By Ralph Reed
If one wants to know what is going to happen in November, the surest sign of which way the winds are blowing is primaries in the spring and summer. Obama’s startling defeat of Hillary Clinton in the Democratic presidential primary in 2008, overcoming her money and endorsements and seeming inevitability, presaged the Democratic landslide in November. In 1994, it was the victories of Senate candidates like Oliver North in Virginia, pro-life Mike DeWine in Ohio and Rick Santorum in Pennsylvania in GOP contests that foreshadowed a conservative wave at the polls, leading to the first Republican House majority in 40 years and only the second GOP majority in the Senate since Dwight Eisenhower.
The same phenomenon is unfolding now. What began as a Tea Party surge now has an interesting wrinkle: 2010 just might be the year of the conservative woman. Nikki Haley won nearly 50 percent of the vote in a crowded field in South Carolina in spite of an eleventh-hour flurry of personal attacks.
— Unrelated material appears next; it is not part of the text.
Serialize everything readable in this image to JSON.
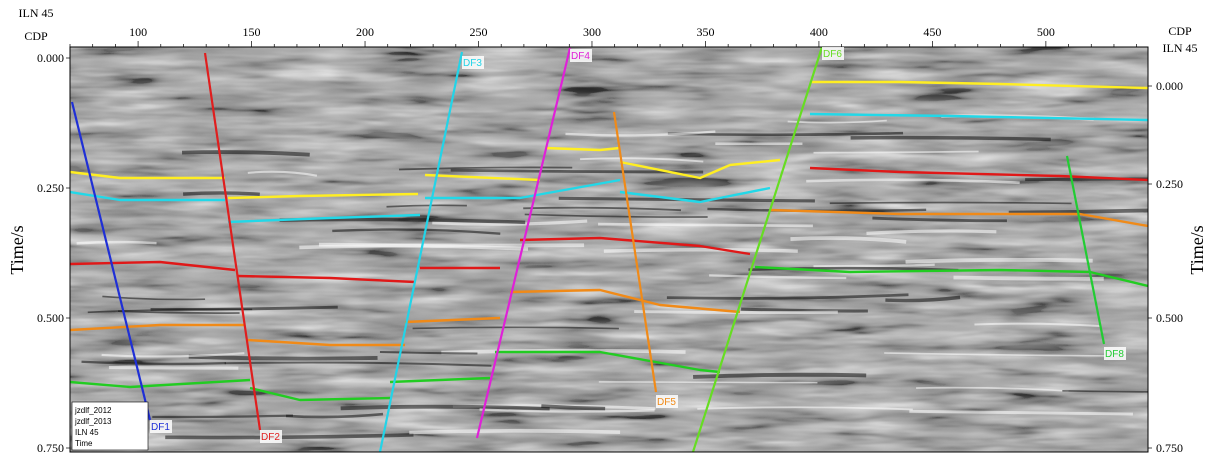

She had been endorsed by Jenny Sanford and Sarah Palin, among others. While that race may go to a run-off, Haley is the likely GOP nominee and the next Governor of the Palmetto State. Ditto for Sharron Angle, the Tea Party-backed candidate for U.S. Senate in Nevada. The lamestream media parrots the Democratic spin that these results bode well for Harry Reid. Don’t believe it. Reid’s re-elect is in the low 40′s and polling has shown him losing to Angle. And how pathetic is it that the Senate Majority Leader has to pray for an allegedly weak GOP nominee, hoping to “win dirty” in his own home state?! It speaks to how truly weak and desperate the Democrats are heading into the fall.
Carly Fiorina and Meg Whitman’s victories in California also show the appeal of a conservative woman at the polls. Though Whitman is far more socially liberal than Fiorina, she won on the conservative themes of reining in government spending and creating jobs by lowering taxes. Fiorina waxed liberal former Congressman Tom Campbell, whose only message at the end could be summed up, “I can win.” He didn’t. Fiorina also had the support of Sarah Palin and the Susan B. Anthony List and won going away.
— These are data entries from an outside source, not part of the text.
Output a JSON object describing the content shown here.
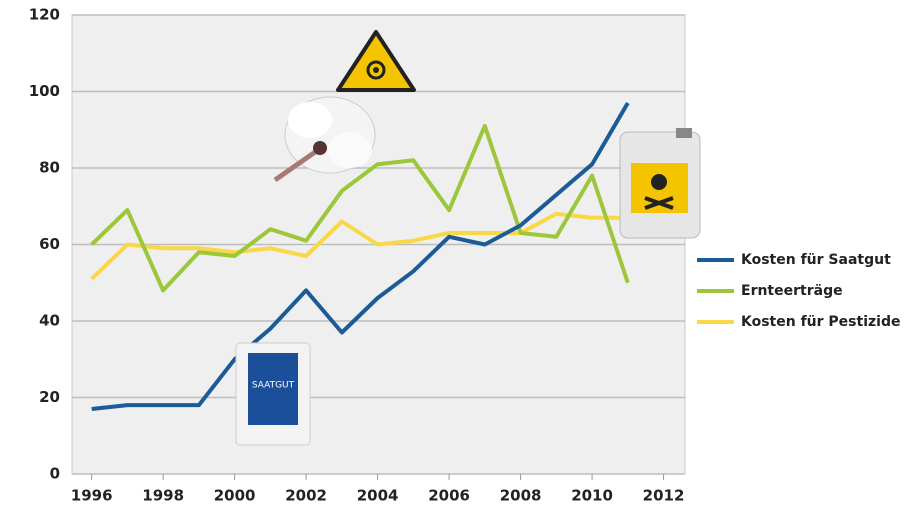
{
  "chart_data": {
    "type": "line",
    "x": [
      1996,
      1997,
      1998,
      1999,
      2000,
      2001,
      2002,
      2003,
      2004,
      2005,
      2006,
      2007,
      2008,
      2009,
      2010,
      2011
    ],
    "series": [
      {
        "name": "Kosten für Saatgut",
        "color": "#1b5b97",
        "values": [
          17,
          18,
          18,
          18,
          30,
          38,
          48,
          37,
          46,
          53,
          62,
          60,
          65,
          73,
          81,
          97
        ]
      },
      {
        "name": "Ernteerträge",
        "color": "#9cc73b",
        "values": [
          60,
          69,
          48,
          58,
          57,
          64,
          61,
          74,
          81,
          82,
          69,
          91,
          63,
          62,
          78,
          50
        ]
      },
      {
        "name": "Kosten für Pestizide",
        "color": "#f8d846",
        "values": [
          51,
          60,
          59,
          59,
          58,
          59,
          57,
          66,
          60,
          61,
          63,
          63,
          63,
          68,
          67,
          67
        ]
      }
    ],
    "xlim": [
      1995.45,
      2012.6
    ],
    "xticks": [
      1996,
      1998,
      2000,
      2002,
      2004,
      2006,
      2008,
      2010,
      2012
    ],
    "ylim": [
      0,
      120
    ],
    "yticks": [
      0,
      20,
      40,
      60,
      80,
      100,
      120
    ],
    "grid": true,
    "legend": "right",
    "annotations": [
      "SAATGUT"
    ]
  }
}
Nor are these high profile victories the only signs of a conservative woman’s moment. Earlier, Susanna Martinez overcame a spending disadvantage to win the Republican nomination for Governor in New Mexico. If victorious in November she will join Marco Rubio as a rising Hispanic star on the national stage. Anna Little, mayor of Highlands in Monmouth county, leads for the GOP nomination in New Jersey’s Sixth Congressional district. Little had the backing of Tea Party activists, Faith and Freedom Coalition (which I founded last year), and Building a New Majority, a New Jersey group focused on ground game and turnout. Little’s margin stands at only 65 votes, so there may be a recount. Assuming she holds on, she will face Frank Pallone, Jr., one of the most liberal members of Congress, in the fall.
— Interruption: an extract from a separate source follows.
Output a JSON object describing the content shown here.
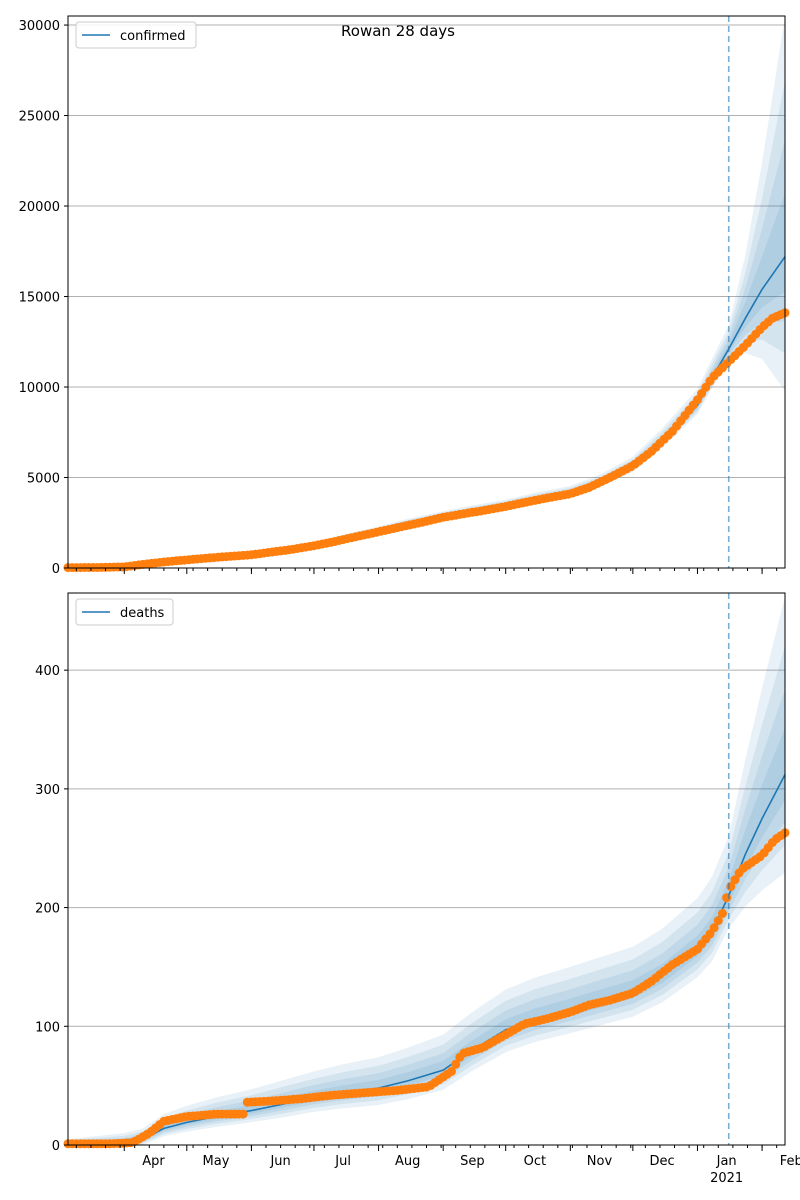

There are many women candidates in later primaries that will join these victors on the general election ballot. But women were not the only winners. Tea Party-endorsed Tom Graves won a hotly contested special election in the strongly Republican Ninth District of Georgia to replace former Congressman Nathan Deal in a race that pitted many party establishment figures against grassroots activists. Scott Rigell, a Regent University alumnus and successful businessman, won in Virginia’s Second congressional district, backed by Pat Robertson and Governor Bob McDonnell, among others. He faces Glenn Nye in one of the most high profile House races in the nation, a must win if the Republicans hope to win control of the House.
One of the clear winners yesterday was Sarah Palin. The liberal media wrote her obituary after the 2008 elections, but she has emerged as one of the most influential political figures in the country. Not every candidate she has endorsed this year has won, but her support played a critical role in validating the candidacies of Nikki Haley and Carly Fiorina.
Politics is a little like physics. Every action causes a reaction. The election of a multi-ethnic, liberal president in 2008 has now sparked a conservative, limited government, pro-family counter-reaction, clad in lipstick and pumps.